Но когда в конце 1915 года в Петроград приезжает Дора с остальными детьми, в том числе и новорожденной Дашей, Лев Львович принимает решение уйти из семьи.

Что было причиной этого решения? Его уже нельзя было объяснить «предательством» Доры. Скорее всего, причиной стала несчастная игромания сына Толстого, от которой, вопреки всем клятвам матери, он так и не смог избавиться… 22 декабря 1915 года Софья Андреевна напишет в «Ежедневнике»: «Рано утром приехал сын Лёва. Сам себя бичует за игру и беспорядочную жизнь. От этого не легче! А сколько в нем было хороших задатков!»

О том же пишет в дневнике в начале 1916 года сестра Татьяна Львовна: «Лёва уехал от семьи. Говорит, что насовсем. Дора, по его словам, ему чужая. А она, бедная, любит его… А ему, как он говорит, каждый человек в клубе ближе, чем она».

В то же время приезд Лёвы и совместная жизнь с ним в Ясной Поляне стали радостным событием для Софьи Андреевны. Единственный из сыновей он скрашивал ее одиночество. «Грустно, что расстроилась семейная жизнь Лёвы, – пишет она в марте 1916 года, – а мне лично настолько легче и приятнее живется с ним, чем одной…»

Почти год он прожил с матерью в Ясной Поляне. «Жить с ним было очень приятно, – сообщала родным Софья Андреевна, – у него прекрасный характер; он много играл, читал иногда нам вслух, писал, гулял и ездил верхом на Делире».
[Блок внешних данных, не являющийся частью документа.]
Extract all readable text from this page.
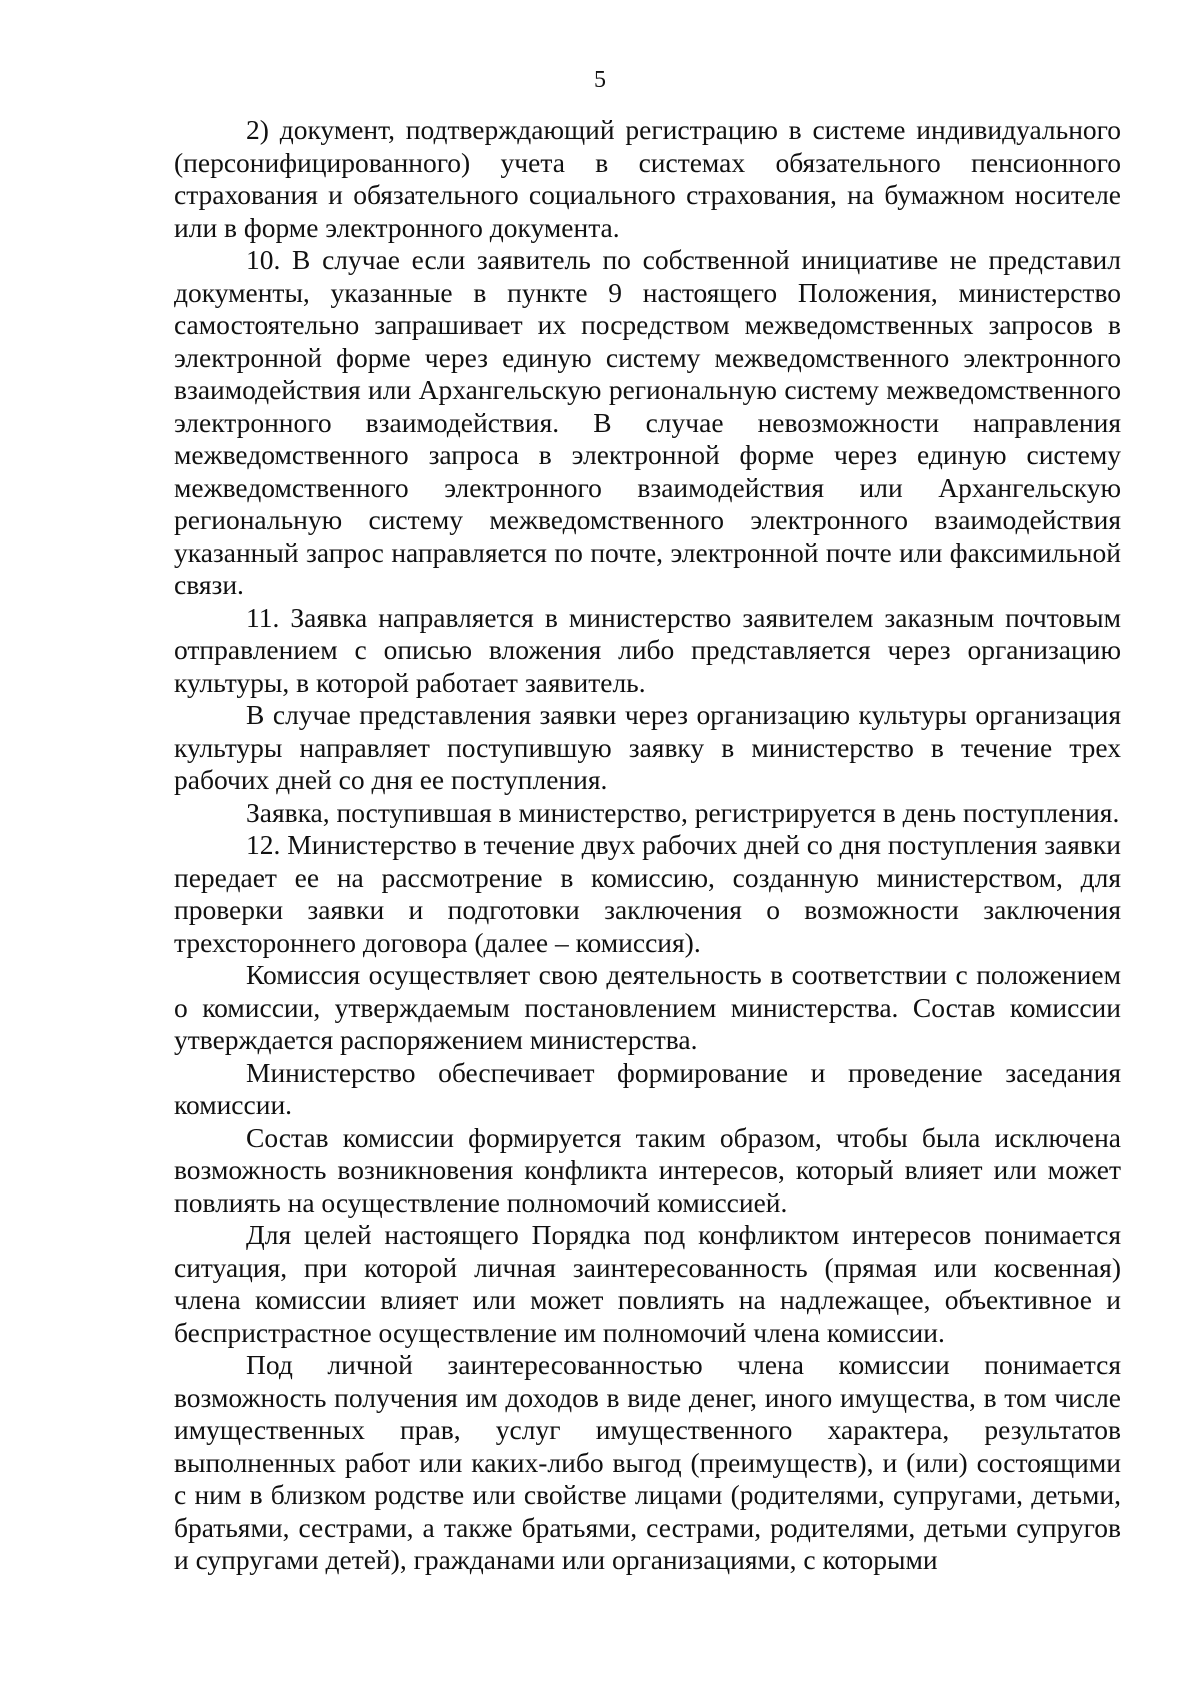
5

2) документ, подтверждающий регистрацию в системе индивидуального (персонифицированного) учета в системах обязательного пенсионного страхования и обязательного социального страхования, на бумажном носителе или в форме электронного документа.

10. В случае если заявитель по собственной инициативе не представил документы, указанные в пункте 9 настоящего Положения, министерство самостоятельно запрашивает их посредством межведомственных запросов в электронной форме через единую систему межведомственного электронного взаимодействия или Архангельскую региональную систему межведомственного электронного взаимодействия. В случае невозможности направления межведомственного запроса в электронной форме через единую систему межведомственного электронного взаимодействия или Архангельскую региональную систему межведомственного электронного взаимодействия указанный запрос направляется по почте, электронной почте или факсимильной связи.

11. Заявка направляется в министерство заявителем заказным почтовым отправлением с описью вложения либо представляется через организацию культуры, в которой работает заявитель.

В случае представления заявки через организацию культуры организация культуры направляет поступившую заявку в министерство в течение трех рабочих дней со дня ее поступления.

Заявка, поступившая в министерство, регистрируется в день поступления.

12. Министерство в течение двух рабочих дней со дня поступления заявки передает ее на рассмотрение в комиссию, созданную министерством, для проверки заявки и подготовки заключения о возможности заключения трехстороннего договора (далее – комиссия).

Комиссия осуществляет свою деятельность в соответствии с положением о комиссии, утверждаемым постановлением министерства. Состав комиссии утверждается распоряжением министерства.

Министерство обеспечивает формирование и проведение заседания комиссии.

Состав комиссии формируется таким образом, чтобы была исключена возможность возникновения конфликта интересов, который влияет или может повлиять на осуществление полномочий комиссией.

Для целей настоящего Порядка под конфликтом интересов понимается ситуация, при которой личная заинтересованность (прямая или косвенная) члена комиссии влияет или может повлиять на надлежащее, объективное и беспристрастное осуществление им полномочий члена комиссии.

Под личной заинтересованностью члена комиссии понимается возможность получения им доходов в виде денег, иного имущества, в том числе имущественных прав, услуг имущественного характера, результатов выполненных работ или каких-либо выгод (преимуществ), и (или) состоящими с ним в близком родстве или свойстве лицами (родителями, супругами, детьми, братьями, сестрами, а также братьями, сестрами, родителями, детьми супругов и супругами детей), гражданами или организациями, с которыми
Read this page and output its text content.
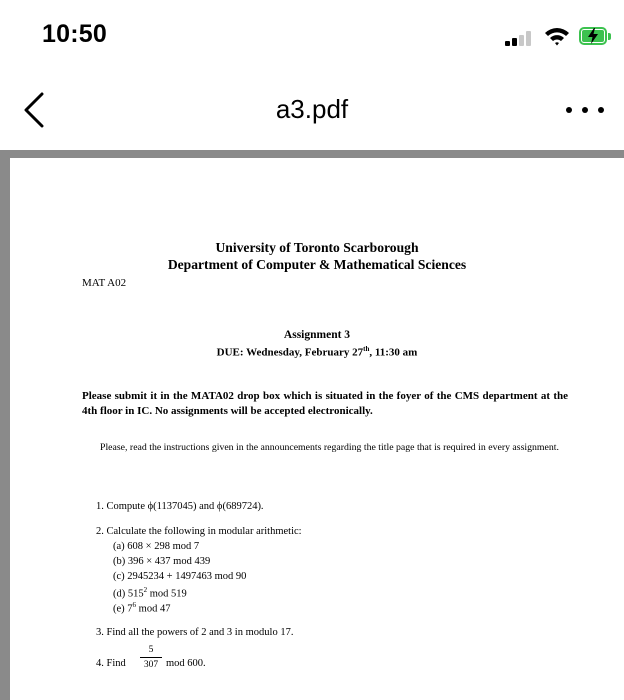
10:50
a3.pdf
University of Toronto Scarborough
Department of Computer & Mathematical Sciences
MAT A02
Assignment 3
DUE: Wednesday, February 27th, 11:30 am
Please submit it in the MATA02 drop box which is situated in the foyer of the CMS department at the 4th floor in IC. No assignments will be accepted electronically.
Please, read the instructions given in the announcements regarding the title page that is required in every assignment.
1. Compute ϕ(1137045) and ϕ(689724).
2. Calculate the following in modular arithmetic:
(a) 608 × 298 mod 7
(b) 396 × 437 mod 439
(c) 2945234 + 1497463 mod 90
(d) $515^2$ mod 519
(e) $7^6$ mod 47
3. Find all the powers of 2 and 3 in modulo 17.
4. Find
5
307 mod 600.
Делир – это любимая лошадь Льва Николаевича, пережившая своего хозяина. В Ясной Поляне Лев Львович заново обращается к учению своего отца, открывая в нем новые грани и горизонты, но в то же время имея в виду и практическую цель: он готовится к мировому турне с чтением лекций о Льве Толстом.

Увы, поселившись в Ясной Поляне, он играл не только на рояле. «По временам я ездил из Ясной в Москву и Тулу и, к стыду моему, не раз предавался моей страсти – игре, без которой, казалось мне, я не мог тогда жить. Мне нужно было временами это сильное возбуждение, чтобы не думать о моей жизни…»

К тому времени он уже понимал, что жизнь идет под откос. И в минуты прозрения начинал догадываться, что не только отец не был тому виной, но именно со смертью отца он потерял нравственные опоры в своей жизни. Он писал сестре Татьяне: «Таня, я погибаю. Вчера думал о папа?. Если бы он был, я был бы другим. Одно его присутствие заставляло жить лучше. Его смерть и всё после этого меня погубило. Сегодня ночью вдруг ясно вижу его перед собой в тяжелом полусне. Лицо красивое, строгое, серьезное и смотрит на меня в упор. Я тоже смотрю на него жадно, ожидая совета, слова. И вдруг в отчаянии я ему закричал: «Папа?, папа?, папа?!» Тогда голова свернулась в сторону, поднялась в темноте и исчезла».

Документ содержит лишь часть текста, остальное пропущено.